Five for Wednesday
I'm sick. I'm tired. I have to teach tomorrow. I'm high on Stephen Colbert and Theraflu. All I have to eat are soy substitute "chicken." I was hoping to be done with a book I'm reading on native Americans from Tennessee by today so I could review it, but I'm not. I want to write, but I don't want to have to burn neurons late into the evening. Outcome?
Links. An entry on links. Why? Cause I'm gonna' let other folks do the thinkin' tonight.
Title: Highway 411, Tennessee
Description: Photos of Maryville, Etowah, and glorious Athens, Tennessee from the good people at Swankpad.
Quote: Swanky grew up a few miles from Etowah. Etowah is on Highway 411. There is an old theater here built in 1907, that they are still using. There was a play there at the time. Several nice antique stores. One that specialized in very old cash registers.
Title: "Fiddling Around in Asheville" in Salon - by Burt Wolf
Description: A simple, pleasant, heartening description of some of Asheville's finer points. Like bean soup - filling.

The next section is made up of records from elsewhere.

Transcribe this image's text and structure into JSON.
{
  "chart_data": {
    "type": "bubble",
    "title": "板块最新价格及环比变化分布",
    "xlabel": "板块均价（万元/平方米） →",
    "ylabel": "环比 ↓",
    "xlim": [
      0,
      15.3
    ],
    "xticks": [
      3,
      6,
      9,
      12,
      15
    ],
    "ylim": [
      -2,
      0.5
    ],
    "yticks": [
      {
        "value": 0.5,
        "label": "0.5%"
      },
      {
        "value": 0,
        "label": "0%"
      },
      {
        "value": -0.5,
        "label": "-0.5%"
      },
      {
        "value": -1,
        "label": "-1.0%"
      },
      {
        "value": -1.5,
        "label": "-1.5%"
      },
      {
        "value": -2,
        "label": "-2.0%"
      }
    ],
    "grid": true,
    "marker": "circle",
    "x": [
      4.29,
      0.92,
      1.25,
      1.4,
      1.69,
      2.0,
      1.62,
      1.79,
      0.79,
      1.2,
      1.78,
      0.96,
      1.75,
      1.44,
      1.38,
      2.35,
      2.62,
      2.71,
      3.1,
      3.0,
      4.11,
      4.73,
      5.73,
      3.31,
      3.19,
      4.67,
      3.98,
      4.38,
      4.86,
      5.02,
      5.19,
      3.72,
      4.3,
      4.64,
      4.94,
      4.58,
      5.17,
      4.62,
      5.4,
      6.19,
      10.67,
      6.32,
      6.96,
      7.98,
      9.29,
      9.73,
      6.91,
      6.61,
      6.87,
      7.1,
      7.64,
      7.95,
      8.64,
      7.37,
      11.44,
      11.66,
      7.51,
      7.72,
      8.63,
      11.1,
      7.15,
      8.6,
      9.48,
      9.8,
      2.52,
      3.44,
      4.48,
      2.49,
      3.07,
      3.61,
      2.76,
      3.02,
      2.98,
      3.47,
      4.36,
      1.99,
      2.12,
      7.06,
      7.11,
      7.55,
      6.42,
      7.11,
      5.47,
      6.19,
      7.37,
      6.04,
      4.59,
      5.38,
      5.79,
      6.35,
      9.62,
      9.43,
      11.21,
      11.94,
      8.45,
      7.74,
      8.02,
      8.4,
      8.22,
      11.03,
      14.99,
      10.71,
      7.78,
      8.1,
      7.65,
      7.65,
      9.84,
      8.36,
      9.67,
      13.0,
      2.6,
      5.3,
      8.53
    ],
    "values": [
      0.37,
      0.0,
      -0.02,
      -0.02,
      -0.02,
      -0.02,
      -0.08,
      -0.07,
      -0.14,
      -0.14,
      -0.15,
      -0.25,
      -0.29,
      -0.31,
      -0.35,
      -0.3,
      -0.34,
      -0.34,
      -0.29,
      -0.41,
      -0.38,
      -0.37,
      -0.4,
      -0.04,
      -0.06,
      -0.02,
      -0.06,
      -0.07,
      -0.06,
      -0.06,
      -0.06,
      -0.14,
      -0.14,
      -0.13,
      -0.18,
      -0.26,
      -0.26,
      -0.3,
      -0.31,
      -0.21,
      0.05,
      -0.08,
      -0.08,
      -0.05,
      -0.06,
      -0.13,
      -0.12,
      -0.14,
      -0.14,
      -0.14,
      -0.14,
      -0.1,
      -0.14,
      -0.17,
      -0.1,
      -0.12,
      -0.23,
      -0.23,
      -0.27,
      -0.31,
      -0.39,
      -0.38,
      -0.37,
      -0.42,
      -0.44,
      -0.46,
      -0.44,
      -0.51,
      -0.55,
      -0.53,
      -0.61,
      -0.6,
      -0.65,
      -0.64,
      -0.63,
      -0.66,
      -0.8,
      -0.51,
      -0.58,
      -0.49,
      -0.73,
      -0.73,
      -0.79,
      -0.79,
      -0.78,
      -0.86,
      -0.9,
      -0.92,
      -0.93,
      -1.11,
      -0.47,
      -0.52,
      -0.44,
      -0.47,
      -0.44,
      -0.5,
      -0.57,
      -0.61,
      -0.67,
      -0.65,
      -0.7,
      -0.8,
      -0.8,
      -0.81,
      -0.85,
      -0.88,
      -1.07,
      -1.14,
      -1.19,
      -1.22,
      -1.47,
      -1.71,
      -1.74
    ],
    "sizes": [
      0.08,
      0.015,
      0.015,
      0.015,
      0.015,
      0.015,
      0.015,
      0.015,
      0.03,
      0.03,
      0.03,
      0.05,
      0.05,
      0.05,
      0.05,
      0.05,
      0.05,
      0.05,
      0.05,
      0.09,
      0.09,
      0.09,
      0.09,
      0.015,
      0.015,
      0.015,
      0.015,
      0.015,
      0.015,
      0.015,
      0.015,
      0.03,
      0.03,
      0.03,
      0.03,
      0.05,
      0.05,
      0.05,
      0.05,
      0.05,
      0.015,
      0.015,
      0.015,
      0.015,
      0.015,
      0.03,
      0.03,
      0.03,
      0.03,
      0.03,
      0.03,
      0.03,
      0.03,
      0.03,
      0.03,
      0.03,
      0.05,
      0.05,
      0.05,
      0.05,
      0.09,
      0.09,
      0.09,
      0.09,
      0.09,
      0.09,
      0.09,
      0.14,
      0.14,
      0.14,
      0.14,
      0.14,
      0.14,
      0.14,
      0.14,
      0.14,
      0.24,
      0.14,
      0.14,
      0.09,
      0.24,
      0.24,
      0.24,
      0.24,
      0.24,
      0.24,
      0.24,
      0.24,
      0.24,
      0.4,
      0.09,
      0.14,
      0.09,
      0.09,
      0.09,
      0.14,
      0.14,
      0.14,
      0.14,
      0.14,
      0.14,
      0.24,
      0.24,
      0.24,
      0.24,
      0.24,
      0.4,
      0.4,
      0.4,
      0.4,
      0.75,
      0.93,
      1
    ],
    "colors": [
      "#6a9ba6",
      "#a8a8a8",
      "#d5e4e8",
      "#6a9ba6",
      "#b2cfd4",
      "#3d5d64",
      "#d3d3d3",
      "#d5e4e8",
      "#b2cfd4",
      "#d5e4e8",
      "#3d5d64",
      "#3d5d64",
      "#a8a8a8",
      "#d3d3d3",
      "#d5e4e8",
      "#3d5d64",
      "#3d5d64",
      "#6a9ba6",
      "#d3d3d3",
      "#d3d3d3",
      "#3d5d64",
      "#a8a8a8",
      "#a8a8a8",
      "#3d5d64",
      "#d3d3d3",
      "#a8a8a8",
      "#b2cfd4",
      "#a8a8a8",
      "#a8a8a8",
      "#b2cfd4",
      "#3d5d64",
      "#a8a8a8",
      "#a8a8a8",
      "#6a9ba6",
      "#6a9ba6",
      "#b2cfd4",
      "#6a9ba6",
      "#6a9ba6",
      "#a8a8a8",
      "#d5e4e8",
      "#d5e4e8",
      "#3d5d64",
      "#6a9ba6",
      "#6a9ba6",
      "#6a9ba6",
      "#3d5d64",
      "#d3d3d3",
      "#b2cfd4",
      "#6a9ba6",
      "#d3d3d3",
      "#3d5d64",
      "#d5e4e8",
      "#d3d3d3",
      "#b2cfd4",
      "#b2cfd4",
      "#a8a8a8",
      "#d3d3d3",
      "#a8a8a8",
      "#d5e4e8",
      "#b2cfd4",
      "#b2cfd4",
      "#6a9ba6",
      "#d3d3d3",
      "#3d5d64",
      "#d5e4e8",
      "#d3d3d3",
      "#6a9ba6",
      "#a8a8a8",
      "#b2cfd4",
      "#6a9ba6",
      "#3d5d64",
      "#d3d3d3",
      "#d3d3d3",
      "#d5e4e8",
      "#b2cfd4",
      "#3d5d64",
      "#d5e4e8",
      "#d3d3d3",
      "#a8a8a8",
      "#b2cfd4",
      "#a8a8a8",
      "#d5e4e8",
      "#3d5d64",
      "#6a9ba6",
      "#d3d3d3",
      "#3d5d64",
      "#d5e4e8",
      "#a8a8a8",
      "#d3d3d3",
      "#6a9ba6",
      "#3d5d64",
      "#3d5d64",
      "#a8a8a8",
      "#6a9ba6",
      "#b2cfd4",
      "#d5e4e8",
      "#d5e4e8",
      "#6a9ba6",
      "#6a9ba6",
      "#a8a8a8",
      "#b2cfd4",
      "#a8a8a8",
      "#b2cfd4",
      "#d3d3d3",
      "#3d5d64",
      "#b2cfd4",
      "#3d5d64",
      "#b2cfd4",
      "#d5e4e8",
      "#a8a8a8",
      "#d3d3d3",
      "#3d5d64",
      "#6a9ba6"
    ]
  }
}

Quote: The Civil War devastated Appalachia. Many people ended up poor, isolated and uneducated, and they became the subjects of these magazine stories. They were presented as "backward mountaineers living in a region within, but not part of, modern American life." Of course, there were thousands of people in the Northeast who were also poor, isolated and uneducated, but readers preferred imported stories of poverty rather than hearing of their own domestic problems. The stories about Appalachia were distorted. They focused on the peculiar and the outrageous. They ignored the natural beauty of the area, and the skilled, intelligent and responsible people who lived there. I recently traveled through the Appalachian districts surrounding Asheville, N.C., to see what this part of the world is really like.
Title: Summersville Community Television
Description: Television clips about Summersville, West Virginia. Pretty high quality stuff - I recommend in particular "The Dam Flood of '66."
Quote: Our goal is to provide outstanding quality video content which will educate, inform and entertain the great people of Summersville, WV... and now with our NEW website, the entire World!
Title: Kentucky Coal Education Web Site (to get into the site, you might need to click here)
Description: A whole slew of intriguing links, images, and so forth on, as you might suspect from the title, coal-mining in Kentucky.
Quote: Coal, 14 Cents
Title: hburgnews
Description: Essentially, this is an "online community," combination blog, links, and happenings page. Completely groovy - like a window into the local political and economic universe that is Harrisonvegas.
Quote: It certainly seems that the city, Ritchie, and See are no closer to resolving the issue than they were three months ago. In the meantime, I’m sure drunken people will continue jumping the fence onto the faulty bridge.